J’étais l’un d’une poignée de Pakistano-Bengali dans mon école; comme tous les enfants, je voulais trouver ma place et, pour moi, vouloir faire partie du lot voulait dire être comme mes amis blancs. Pour Ashlene, qui a grandie à l’ombre d’une mosquée et dont les amis d’école sont musulmans - vouloir faire partie du lot veut dire porter le Shalwar Kameez à la mosquée et déclarer qu’elle veut être musulmane.
Quand Sharon Gallagher avait 12 ans, elle avait une amie métisse qui se frottait la peau en essayant de se rendre plus blanche. Aujourd’hui, Sharon a un fils qui veut être Eminem et une fille qui veut être musulmane. Les Gallaghers n’ont peut être pas suivi de cours de citoyenneté, mais leur famille annonce une nouvelle identité urbaine. Sharon est confronté à beaucoup des mêmes problêmes auxquels les pakistano-bengali ont fait face il y a des décennies, mais ses voisins la traitent mieux qu’ils ont eux-mêmes été traîtés dans le passé.

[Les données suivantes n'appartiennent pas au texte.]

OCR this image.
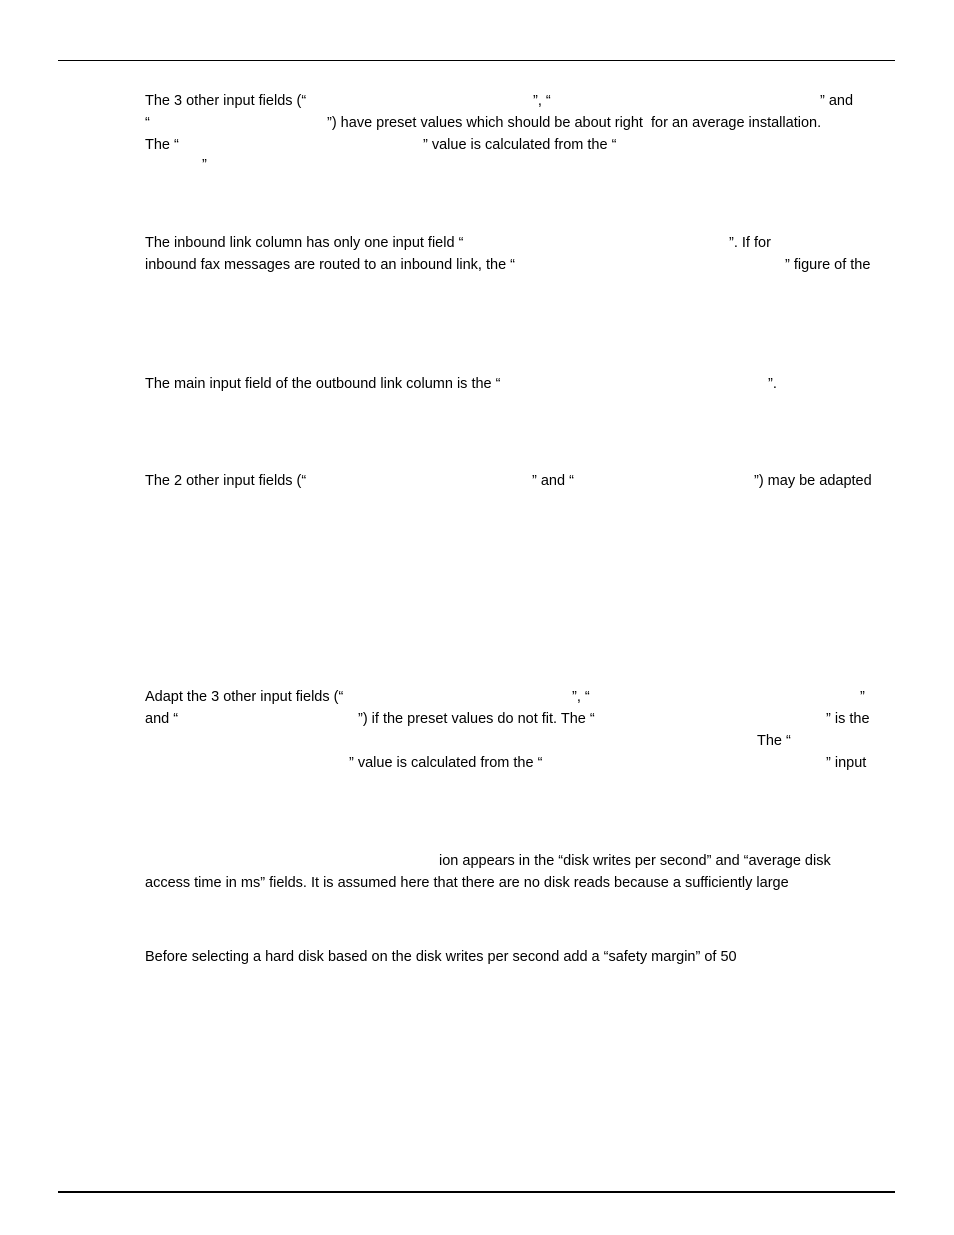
The 3 other input fields (“	”, “	” and
“	”) have preset values which should be about right  for an average installation.
The “	” value is calculated from the “
”
The inbound link column has only one input field “	”. If for
inbound fax messages are routed to an inbound link, the “	” figure of the
The main input field of the outbound link column is the “	”.
The 2 other input fields (“	” and “	”) may be adapted
Adapt the 3 other input fields (“	”, “	”
and “	”) if the preset values do not fit. The “	” is the
The “
” value is calculated from the “	” input
ion appears in the “disk writes per second” and “average disk
access time in ms” fields. It is assumed here that there are no disk reads because a sufficiently large
Before selecting a hard disk based on the disk writes per second add a “safety margin” of 50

J’ai quitté Bradford convaincu que les enfants Gallagher sont devenus meilleurs parce qu’ils ont vécu là où ils sont. J’en suis moins sur pour leurs voisins et leurs camarades de classes: les enfants pakistanais et bengalis qui grandissent dans un environnement où ils peuvent oublier qu’hors de Manningham, dans le monde, ce sont eux qui sont la véritable minorité ethnique.